Ein Vergleich zeigt, dass trotz unterschiedlicher Gesundheitssysteme die Herausforderungen doch sehr ähnlich sind. Wachsende Patientenzahlen, die Notwendigkeit zur Spezialisierung und der Druck auf die Kosteneffizienz erfordern innovative Lösungen, die sowohl auf regionaler als auch auf nationaler Ebene gedacht werden müssen.

Der Weg zu einer besseren Patientenversorgung

Die Zusammensetzung von Versorgungsverbünden könnte einzigartige Chancen bieten. Timm betont die Notwendigkeit einer regionalen Zusammenarbeit, um die vorhandenen Ressourcen besser zu nutzen. Studien zeigen, dass die Bildung solcher Netzwerke die Ergebnisse in der Patientenversorgung signifikant verbessern kann – nicht nur durch eine bessere Verteilung der Patienten, sondern auch durch den Austausch von Best Practices und Fachwissen zwischen den Einrichtungen. Dies könnte in der Zukunft auch bei der Patientenversorgung für lungenonkologische Eingriffe von Bedeutung sein, die aufgrund der gesetzlichen Vorgaben in Deutschland von zentraler Bedeutung sind.

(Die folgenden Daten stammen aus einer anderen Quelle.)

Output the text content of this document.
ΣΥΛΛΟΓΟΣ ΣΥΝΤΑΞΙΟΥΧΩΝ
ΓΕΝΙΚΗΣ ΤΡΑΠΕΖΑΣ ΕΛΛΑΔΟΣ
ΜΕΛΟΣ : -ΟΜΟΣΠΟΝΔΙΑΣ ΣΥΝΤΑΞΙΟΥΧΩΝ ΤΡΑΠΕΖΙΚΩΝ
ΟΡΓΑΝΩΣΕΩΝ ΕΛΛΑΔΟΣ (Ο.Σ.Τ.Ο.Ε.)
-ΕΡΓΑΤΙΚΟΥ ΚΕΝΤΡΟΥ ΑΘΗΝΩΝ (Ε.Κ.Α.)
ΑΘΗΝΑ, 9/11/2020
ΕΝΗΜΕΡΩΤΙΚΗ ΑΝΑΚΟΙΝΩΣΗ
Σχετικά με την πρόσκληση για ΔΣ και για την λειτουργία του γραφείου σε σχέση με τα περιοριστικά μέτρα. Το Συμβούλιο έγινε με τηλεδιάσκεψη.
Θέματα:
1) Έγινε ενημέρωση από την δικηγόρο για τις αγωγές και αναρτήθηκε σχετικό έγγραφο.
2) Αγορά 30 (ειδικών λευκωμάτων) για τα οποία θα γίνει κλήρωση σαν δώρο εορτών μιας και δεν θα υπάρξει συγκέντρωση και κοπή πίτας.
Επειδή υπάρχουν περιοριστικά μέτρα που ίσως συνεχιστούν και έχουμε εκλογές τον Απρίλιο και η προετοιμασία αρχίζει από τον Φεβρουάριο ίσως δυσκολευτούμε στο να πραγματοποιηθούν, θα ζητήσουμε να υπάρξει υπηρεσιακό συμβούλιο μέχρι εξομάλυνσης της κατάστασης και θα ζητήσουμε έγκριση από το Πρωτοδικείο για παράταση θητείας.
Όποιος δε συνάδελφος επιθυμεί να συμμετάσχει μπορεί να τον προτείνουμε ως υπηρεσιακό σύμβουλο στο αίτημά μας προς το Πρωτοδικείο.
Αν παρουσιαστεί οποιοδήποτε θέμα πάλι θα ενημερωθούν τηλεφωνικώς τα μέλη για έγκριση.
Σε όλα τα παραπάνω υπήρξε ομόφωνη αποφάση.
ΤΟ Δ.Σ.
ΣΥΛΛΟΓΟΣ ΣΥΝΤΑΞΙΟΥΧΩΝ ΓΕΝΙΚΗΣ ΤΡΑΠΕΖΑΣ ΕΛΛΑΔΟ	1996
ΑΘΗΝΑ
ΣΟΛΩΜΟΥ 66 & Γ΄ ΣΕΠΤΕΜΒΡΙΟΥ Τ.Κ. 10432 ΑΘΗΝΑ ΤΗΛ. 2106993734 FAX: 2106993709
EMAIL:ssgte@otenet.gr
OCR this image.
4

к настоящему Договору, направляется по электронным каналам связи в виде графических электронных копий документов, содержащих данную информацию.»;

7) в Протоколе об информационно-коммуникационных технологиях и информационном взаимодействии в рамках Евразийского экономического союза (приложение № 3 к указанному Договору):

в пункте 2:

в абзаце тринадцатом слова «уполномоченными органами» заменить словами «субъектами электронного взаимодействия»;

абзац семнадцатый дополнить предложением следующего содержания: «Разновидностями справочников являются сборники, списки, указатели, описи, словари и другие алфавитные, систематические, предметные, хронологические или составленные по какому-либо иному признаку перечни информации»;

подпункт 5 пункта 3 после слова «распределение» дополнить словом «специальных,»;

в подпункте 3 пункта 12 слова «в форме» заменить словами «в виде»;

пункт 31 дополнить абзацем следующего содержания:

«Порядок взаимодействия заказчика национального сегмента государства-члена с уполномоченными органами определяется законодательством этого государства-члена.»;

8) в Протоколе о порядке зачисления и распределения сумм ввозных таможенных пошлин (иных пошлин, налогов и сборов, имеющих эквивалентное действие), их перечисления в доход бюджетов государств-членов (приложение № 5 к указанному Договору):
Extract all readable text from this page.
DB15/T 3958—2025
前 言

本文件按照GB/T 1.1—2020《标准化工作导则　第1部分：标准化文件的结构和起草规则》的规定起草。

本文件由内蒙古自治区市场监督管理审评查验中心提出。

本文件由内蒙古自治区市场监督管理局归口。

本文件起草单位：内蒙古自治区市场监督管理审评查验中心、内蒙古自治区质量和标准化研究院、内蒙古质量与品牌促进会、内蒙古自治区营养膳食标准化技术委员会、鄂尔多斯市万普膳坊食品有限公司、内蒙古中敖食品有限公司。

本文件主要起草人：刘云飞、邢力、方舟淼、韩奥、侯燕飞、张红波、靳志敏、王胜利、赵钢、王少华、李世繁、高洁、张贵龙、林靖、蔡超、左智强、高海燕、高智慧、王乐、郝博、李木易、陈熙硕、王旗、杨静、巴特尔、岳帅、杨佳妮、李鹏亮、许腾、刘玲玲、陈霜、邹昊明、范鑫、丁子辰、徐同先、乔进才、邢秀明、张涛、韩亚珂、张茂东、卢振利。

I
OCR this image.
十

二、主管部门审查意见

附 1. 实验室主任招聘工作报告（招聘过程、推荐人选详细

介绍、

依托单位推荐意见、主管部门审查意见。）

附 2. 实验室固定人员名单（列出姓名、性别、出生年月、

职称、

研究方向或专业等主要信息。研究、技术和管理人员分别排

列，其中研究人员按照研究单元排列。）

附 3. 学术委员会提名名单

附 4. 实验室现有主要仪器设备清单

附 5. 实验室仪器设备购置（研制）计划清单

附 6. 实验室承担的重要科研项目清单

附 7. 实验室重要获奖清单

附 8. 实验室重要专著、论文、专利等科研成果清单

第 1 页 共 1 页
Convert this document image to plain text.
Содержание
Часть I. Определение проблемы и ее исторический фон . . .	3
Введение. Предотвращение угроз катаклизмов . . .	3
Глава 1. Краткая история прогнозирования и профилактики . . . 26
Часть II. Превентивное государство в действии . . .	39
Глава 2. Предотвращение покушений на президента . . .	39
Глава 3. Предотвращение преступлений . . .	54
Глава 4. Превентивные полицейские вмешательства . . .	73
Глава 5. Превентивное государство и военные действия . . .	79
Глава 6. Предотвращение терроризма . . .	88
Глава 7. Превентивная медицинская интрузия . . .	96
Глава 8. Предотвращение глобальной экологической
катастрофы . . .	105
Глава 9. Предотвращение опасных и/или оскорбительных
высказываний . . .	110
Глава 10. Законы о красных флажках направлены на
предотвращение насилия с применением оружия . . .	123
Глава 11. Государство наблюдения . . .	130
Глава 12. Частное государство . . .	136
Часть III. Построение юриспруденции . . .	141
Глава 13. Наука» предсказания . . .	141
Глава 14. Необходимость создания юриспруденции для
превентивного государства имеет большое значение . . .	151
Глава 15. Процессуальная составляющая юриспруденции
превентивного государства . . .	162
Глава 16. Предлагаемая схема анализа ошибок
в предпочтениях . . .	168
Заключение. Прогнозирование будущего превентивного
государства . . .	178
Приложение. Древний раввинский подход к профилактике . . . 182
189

Eine erfolgreiche Zusammenarbeit könnte dazu beitragen, nicht nur die Qualität der Versorgung zu steigern, sondern auch die Akzeptanz der Patienten für neue Versorgungsstrukturen zu erhöhen. In diesem Sinne könnte die Reform auch als eine Chance betrachtet werden, die geografische und soziale Ungleichheit in der medizinischen Versorgung zu beseitigen und allen Patienten einen gleichwertigen Zugang zu spezialisierten Behandlungen zu ermöglichen.